Installing /lib/modules/6.12.57+deb13-amd64/updates/dkms/tirdad.ko.xz
Running depmod… done.
rebuild-dkms-modules [NOTICE]: Successfully rebuilt DKMS module ‘tirdad/0.1’ for kernel ‘6.12.57+deb13-amd64’.
rebuild-dkms-modules [NOTICE]: DKMS module status info: name: ‘tirdad/0.1’, kernel: ‘6.12.63+deb13-amd64’, status: ‘installed’
rebuild-dkms-modules [NOTICE]: Rebuilding DKMS module ‘tirdad/0.1’ for kernel ‘6.12.63+deb13-amd64’…
Sign command: /lib/modules/6.12.63+deb13-amd64/build/scripts/sign-file
Signing key: /var/lib/dkms/mok.key
Public certificate (MOK): /var/lib/dkms/mok.pub

Building module(s)… done.
Signing module /var/lib/dkms/tirdad/0.1/build/module/tirdad.ko
Module tirdad/0.1 for kernel 6.12.63+deb13-amd64 (x86_64):
Before uninstall, this module version was ACTIVE on this kernel.
Deleting /lib/modules/6.12.63+deb13-amd64/updates/dkms/tirdad.ko.xz
Running depmod… done.

Installing /lib/modules/6.12.63+deb13-amd64/updates/dkms/tirdad.ko.xz
Running depmod… done.
rebuild-dkms-modules [NOTICE]: Successfully rebuilt DKMS module ‘tirdad/0.1’ for kernel ‘6.12.63+deb13-amd64’.
rebuild-dkms-modules [NOTICE]: Done rebuilding DKMS modules.

Hmm, that looks like it worked.

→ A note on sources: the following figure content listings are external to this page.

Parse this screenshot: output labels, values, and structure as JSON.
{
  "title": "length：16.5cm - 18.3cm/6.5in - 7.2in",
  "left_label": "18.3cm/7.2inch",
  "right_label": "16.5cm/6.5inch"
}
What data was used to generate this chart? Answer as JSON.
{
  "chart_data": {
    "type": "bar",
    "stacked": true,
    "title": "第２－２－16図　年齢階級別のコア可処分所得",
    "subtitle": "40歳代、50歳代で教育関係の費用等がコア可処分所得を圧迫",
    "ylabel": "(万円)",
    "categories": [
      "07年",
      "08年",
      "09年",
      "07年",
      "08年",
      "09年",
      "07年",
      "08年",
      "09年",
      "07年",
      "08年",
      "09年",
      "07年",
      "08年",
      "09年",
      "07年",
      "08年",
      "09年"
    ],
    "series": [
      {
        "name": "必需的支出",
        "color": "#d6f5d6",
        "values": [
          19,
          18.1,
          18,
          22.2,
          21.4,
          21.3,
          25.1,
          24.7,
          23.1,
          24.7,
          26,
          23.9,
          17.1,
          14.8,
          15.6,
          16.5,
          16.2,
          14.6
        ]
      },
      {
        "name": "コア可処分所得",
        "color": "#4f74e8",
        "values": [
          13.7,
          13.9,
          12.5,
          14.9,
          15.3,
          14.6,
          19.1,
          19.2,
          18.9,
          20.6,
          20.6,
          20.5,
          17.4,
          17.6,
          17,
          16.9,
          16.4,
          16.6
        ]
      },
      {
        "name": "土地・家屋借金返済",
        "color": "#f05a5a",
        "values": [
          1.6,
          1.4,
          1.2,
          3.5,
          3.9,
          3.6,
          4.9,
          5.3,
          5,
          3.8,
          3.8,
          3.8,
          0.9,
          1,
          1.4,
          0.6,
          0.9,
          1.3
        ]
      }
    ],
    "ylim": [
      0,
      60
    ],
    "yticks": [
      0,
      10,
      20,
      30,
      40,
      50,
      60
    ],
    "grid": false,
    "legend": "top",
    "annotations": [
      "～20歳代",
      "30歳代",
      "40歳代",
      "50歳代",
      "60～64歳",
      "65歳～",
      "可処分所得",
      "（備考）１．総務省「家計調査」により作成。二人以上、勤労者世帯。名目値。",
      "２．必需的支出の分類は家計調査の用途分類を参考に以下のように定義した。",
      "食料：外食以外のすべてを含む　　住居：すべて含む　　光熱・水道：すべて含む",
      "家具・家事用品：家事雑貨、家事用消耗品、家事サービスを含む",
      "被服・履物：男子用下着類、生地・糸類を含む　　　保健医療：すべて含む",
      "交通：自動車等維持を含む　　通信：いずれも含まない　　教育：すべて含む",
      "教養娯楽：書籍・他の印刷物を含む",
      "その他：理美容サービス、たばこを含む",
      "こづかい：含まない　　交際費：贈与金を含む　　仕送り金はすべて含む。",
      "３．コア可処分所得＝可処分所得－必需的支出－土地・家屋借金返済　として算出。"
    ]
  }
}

Does the issue still occur if you reboot again?

Also received this error after updating - ran command to rebuild DKMS module as suggested above and all good after reboot.

I guess this means either the documentation or the code has a bug when it comes to rebuilding DKMS modules after making a new key. Will investigate further

The problem remains, please help fix it.

I have little experience. Can you tell us in detail what you did? Did you reinstall the key?

yes - ran “sudo /usr/sbin/rebuild-dkms-modules" as suggested above.

Can you try running sudo dracut --force and see if that fixes it? Maybe kernel modules are being embedded into the initramfs and failing to load, but then successfully loading once the system fully boots. If so, that command should fix the issue.